Players become eligible for induction 20 years after their playing days conclude. Coaches with 20 years of experience are eligible immediately, while those whose careers were less than 20 years must wait 10 years after their last coaching assignment for eligibility.
This year’s class is slightly larger than the inaugural group of 22 in 2014, in part because of the older generations of candidates who are being considered during the formative years of the hall of fame.
“We have some things to consider, like the age of some of the inductees,” Hamlin said. “But we’ll have 35 players in after this year, so we’ll probably go back to 15 next year and by five years we’ll have 75 to 80 and we’ll be off to a pretty good start.”
Meader, a Solon native who has coached at the University of Maine at Farmington since 1993 after 17 years at Thomas College in Waterville, and Hunter, the Aroostook County product who guided high school teams to state championships at Morse of Bath, South Portland and Portsmouth, New Hampshire, are among a septet of coaches being inducted who have combined for more than 3,500 career victories and 23 high school state titles.

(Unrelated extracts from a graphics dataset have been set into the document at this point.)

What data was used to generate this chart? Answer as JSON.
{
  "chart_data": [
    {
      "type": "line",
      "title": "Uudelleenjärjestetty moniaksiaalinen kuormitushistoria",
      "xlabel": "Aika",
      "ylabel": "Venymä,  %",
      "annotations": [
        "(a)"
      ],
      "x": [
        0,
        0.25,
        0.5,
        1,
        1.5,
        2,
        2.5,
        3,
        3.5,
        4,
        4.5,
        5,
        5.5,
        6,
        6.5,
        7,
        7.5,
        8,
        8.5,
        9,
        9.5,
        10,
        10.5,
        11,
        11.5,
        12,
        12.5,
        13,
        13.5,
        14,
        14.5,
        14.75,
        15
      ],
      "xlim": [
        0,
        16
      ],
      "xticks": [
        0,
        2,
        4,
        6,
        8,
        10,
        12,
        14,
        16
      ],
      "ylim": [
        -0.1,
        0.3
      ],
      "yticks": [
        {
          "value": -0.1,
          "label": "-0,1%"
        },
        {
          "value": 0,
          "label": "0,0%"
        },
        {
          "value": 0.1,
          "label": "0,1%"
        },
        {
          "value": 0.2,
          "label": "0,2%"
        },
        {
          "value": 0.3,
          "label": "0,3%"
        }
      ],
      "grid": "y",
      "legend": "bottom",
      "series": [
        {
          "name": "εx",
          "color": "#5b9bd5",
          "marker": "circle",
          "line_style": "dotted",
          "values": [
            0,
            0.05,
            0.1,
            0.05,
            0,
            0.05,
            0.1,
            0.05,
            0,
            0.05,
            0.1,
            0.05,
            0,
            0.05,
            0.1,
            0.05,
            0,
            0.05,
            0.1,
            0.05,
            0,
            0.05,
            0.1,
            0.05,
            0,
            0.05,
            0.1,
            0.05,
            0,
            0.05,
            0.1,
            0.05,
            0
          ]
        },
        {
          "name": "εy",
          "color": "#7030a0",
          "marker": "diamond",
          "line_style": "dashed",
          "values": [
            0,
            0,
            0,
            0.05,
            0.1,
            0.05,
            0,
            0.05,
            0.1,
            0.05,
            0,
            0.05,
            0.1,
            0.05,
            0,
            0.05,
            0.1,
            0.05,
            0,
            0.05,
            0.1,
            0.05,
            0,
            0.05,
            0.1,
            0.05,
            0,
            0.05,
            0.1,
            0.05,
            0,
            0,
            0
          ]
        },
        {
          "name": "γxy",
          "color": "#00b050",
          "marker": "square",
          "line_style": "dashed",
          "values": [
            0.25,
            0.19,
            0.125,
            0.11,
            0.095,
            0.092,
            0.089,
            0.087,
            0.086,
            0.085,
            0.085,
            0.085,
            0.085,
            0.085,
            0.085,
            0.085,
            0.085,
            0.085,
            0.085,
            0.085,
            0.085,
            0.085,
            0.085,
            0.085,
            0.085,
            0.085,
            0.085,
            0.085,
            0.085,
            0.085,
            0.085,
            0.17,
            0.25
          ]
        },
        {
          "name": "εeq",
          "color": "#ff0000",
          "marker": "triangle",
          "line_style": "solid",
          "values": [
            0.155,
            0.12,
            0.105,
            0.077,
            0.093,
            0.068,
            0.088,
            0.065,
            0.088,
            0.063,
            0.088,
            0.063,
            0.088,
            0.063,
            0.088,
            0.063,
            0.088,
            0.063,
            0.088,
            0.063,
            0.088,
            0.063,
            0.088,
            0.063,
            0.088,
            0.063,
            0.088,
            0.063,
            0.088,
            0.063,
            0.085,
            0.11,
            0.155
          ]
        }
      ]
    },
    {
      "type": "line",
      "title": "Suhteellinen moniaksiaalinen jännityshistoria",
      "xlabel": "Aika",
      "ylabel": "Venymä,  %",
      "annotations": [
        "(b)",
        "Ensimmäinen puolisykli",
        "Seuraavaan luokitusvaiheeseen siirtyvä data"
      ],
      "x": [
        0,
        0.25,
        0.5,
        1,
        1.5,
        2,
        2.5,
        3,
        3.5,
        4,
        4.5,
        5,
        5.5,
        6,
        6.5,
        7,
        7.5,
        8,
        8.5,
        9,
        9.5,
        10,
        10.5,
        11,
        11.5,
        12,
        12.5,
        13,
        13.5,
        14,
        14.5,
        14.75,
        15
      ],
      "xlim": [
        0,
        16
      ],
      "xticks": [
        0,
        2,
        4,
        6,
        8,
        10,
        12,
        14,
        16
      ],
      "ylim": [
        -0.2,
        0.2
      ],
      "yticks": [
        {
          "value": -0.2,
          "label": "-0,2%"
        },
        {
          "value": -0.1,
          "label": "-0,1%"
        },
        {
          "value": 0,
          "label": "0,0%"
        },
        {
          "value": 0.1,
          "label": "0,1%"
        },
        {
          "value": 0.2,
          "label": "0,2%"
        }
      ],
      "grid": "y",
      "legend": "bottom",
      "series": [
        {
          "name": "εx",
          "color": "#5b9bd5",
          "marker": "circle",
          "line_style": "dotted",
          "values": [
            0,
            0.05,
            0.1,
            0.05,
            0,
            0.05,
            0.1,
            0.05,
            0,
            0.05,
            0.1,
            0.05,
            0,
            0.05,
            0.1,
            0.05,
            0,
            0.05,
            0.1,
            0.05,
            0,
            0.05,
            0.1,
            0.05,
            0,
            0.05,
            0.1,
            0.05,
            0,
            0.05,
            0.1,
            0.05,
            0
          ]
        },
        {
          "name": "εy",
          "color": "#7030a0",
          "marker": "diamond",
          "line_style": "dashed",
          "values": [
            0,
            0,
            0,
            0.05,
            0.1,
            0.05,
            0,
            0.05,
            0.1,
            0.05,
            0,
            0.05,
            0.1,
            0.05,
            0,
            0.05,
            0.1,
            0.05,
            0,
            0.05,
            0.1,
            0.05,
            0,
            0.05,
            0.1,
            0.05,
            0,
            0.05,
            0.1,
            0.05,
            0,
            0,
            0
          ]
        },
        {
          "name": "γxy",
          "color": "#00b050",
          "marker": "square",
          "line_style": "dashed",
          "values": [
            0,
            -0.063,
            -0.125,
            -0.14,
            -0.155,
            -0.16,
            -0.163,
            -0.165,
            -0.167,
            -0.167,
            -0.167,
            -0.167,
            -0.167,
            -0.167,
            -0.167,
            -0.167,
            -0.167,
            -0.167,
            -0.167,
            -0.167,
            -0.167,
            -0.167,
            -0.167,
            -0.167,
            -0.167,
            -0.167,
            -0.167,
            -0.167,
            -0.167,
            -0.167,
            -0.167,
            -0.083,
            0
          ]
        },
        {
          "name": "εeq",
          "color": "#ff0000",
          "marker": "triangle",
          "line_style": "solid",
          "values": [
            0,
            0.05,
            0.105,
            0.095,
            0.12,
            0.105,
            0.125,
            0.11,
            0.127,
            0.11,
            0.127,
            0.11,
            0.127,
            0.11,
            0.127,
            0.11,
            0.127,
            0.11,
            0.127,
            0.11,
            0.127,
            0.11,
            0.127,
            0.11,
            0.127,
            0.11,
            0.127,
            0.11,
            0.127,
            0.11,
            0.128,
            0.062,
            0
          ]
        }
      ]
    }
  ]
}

Other coaches being inducted are Dick Barstow (Central Aroostook of Mars Hill, Presque Isle and Katahdin of Stacyville high schools), Art Dyer (Medomak Valley of Waldoboro, Westbrook, Fairfield University), Dwight Littlefield (Valley of Bingham), Bruce MacGregor (Husson University) and Roger Reed (Bangor HS, Bangor Christian).
Drinon, Ellis and Coffin will be joined as player inductees by Ray Bishop (Morse HS, So. Maine), Wayne Champeon (Greenville HS, University of Maine), Denis Clark (Winthrop HS, Springfield University), Steve Condon (Presque Isle HS, UMaine), Maureen Burchill Cooper (Deering HS, So. Maine), John Edes (Ellsworth HS, Colby College), Paul Fortin (Lewiston HS, Hardin-Simmons University), Peter Kelley (Caribou HS, Harvard), Keith Mahaney (Fort Fairfield HS, UMaine), Ed Marchetti (Morse HS, Colby), Edward “Bo” McFarland (Scarborough HS, Bowdoin College), John Norris (Bangor HS, Georgetown, UMaine), Nick Scaccia (Sanford HS, Colgate University), Marcie Lane Schulenberg (Cony of Augusta, Boston University, New Hampshire), Ted Shiro (Waterville HS, Colby), Gary Towle (Cony HS, Providence College, Assumption) and Bob Warner (Thornton Academy, UMaine).
Representing officials in 2015 Maine Basketball Hall of Fame class are Peter Webb and Jack Coyne.
Webb, Maine’s basketball commissioner for the last quarter-century, also has served on the International Association of Approved Basketball Officials executive committee for 13 years, highlighted by a term as president in 2002. He also has been an active game official for 50 years.
Coyne is regarded as one of the top referees in Maine history. A former Cheverus of Portland and University of Southern Maine player, he went on to referee for more than two decades as was on the verge of working a full schedule of major NCAA Division I games before his career was cut short by a freak accident that resulted in knee replacement.
Those being recognized as Legends of the Game are longtime official and former Maine basketball commissioner Mike DiRenzo; former official and Western Maine tournament director Bob Whytock; David Dorion of Bath, a fixture with the Morse High School and local youth basketball programs for 50 years; veteran broadcaster George Hale; Kim London, a JV coach at Katahdin of Stacyville for three decades; former Old Town coach and administrator Bernard McKenzie; and Marcia Adams, a 1975 Cony of Augusta graduate who went on to play two seasons with the All-American Redheads, a barnstorming team that has been inducted into the Basketball Hall of Fame.